Appellant asserts that the trial court erred in overruling appellant's motion for acquittal because the evidence did not indicate a specific intent to have sexual intercourse by forcible compulsion. As such, appellant argues that he did not take a "substantial step" toward the commission of the crime of rape. See § 564.011(1) RSMo 1978. We disagree.
Specific intent to engage in sexual intercourse without consent is an essential element of the crime of attempted rape. See State v. Selle, 367 S.W.2d 522, 527 (Mo. 1963). It is the unusual situation when there is direct evidence of the intent of a person charged with attempted rape. State v. Roden, 674 S.W.2d 50,53 (Mo.App. 1984). Intent may and generally must be established by circumstantial evidence, for as a rule it is not susceptible of direct proof. State v. Petrechko, 486 S.W.2d 217, 218 (Mo. 1972). The evidence need not establish the intent as a matter of law; it is sufficient that it authorizes such a finding by a jury. State v. Roden, supra at 53.

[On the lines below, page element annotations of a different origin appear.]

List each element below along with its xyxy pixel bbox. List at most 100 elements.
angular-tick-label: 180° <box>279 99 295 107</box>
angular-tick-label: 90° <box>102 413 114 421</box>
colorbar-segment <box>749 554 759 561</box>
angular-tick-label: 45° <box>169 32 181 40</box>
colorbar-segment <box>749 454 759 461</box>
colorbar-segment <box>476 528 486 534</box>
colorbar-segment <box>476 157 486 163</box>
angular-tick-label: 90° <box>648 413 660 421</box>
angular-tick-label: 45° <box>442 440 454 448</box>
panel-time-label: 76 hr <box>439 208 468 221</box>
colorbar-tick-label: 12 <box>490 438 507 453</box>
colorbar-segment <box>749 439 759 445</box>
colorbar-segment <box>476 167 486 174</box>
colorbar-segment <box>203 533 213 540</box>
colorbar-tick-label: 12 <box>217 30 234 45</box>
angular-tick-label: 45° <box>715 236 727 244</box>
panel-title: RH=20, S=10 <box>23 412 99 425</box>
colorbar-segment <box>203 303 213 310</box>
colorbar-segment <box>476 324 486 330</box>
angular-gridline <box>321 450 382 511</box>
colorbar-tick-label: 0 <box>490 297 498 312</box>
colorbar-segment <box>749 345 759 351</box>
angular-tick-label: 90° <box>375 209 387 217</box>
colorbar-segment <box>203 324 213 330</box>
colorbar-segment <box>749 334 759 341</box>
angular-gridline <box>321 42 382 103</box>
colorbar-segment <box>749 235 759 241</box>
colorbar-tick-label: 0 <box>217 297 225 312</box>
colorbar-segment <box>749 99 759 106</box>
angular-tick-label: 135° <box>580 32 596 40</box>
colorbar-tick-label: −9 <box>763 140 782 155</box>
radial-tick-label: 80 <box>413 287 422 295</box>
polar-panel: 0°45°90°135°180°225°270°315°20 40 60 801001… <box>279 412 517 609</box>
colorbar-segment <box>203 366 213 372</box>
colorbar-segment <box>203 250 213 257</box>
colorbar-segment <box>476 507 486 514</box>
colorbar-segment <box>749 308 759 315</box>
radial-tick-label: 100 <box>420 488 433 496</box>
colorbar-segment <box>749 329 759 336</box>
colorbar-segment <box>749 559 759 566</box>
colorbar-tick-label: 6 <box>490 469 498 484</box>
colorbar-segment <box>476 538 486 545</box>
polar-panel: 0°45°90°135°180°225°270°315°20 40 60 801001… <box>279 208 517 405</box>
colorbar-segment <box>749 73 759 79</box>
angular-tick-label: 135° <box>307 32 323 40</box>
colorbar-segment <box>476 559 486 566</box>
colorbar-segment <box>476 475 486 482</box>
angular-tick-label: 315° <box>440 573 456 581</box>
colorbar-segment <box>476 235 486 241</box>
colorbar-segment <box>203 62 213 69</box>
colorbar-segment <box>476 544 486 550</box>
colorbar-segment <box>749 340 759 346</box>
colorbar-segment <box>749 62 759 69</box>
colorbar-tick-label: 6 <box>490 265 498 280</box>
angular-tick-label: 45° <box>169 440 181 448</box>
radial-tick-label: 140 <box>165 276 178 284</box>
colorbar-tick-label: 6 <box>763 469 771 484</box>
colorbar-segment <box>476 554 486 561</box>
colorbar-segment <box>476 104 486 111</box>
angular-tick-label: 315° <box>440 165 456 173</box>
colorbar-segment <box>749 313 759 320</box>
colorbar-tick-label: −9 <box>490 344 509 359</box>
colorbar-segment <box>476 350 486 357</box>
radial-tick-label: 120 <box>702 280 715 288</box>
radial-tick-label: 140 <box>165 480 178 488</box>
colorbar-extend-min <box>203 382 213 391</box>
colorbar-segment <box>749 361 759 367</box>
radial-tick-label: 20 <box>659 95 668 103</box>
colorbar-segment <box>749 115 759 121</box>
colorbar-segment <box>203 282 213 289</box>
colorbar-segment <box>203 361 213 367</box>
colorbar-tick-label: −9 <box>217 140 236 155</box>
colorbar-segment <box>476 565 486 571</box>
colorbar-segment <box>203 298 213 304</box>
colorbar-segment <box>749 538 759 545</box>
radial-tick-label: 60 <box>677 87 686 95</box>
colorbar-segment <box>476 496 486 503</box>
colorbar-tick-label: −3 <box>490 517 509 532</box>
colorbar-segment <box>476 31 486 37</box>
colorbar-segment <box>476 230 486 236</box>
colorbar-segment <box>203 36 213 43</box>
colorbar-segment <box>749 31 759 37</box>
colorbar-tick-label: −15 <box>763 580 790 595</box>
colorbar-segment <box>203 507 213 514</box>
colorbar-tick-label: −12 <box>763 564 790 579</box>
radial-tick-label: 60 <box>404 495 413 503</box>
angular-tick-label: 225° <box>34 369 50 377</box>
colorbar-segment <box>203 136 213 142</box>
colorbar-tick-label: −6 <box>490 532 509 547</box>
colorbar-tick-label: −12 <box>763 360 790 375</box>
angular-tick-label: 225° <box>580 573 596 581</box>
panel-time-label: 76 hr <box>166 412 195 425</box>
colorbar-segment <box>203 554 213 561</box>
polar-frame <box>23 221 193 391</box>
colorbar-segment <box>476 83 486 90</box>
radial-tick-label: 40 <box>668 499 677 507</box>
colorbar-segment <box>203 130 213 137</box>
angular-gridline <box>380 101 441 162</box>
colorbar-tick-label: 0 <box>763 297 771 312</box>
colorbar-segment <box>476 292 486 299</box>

From the evidence adduced at trial, a jury could have reasonably believed that appellant intended to rape the victim. The victim testified that appellant was in possession of a gun at all times during the ordeal. She also testified that appellant twice ordered her to remove her pants. Furthermore, appellant attempted to pull up the victim's sweatshirt. The facts in the case at hand are indicative of an intent to engage in sexual intercourse. See State v. Selle, supra.
The modern trend as recognized by State v. Roden, supra at 53, is to infer an intent to rape from an assailant's actions. The court there cites cases from other jurisdictions which support the trend. This court, therefore, finds that the evidence in the instant case establishes appellant's intent to engage in sexual intercourse with the victim.
As such, appellant's actions constituted a "substantial step" toward the commission of the crime of rape.
Judgment affirmed.
REINHARD, C.J., and CRIST, J., concur.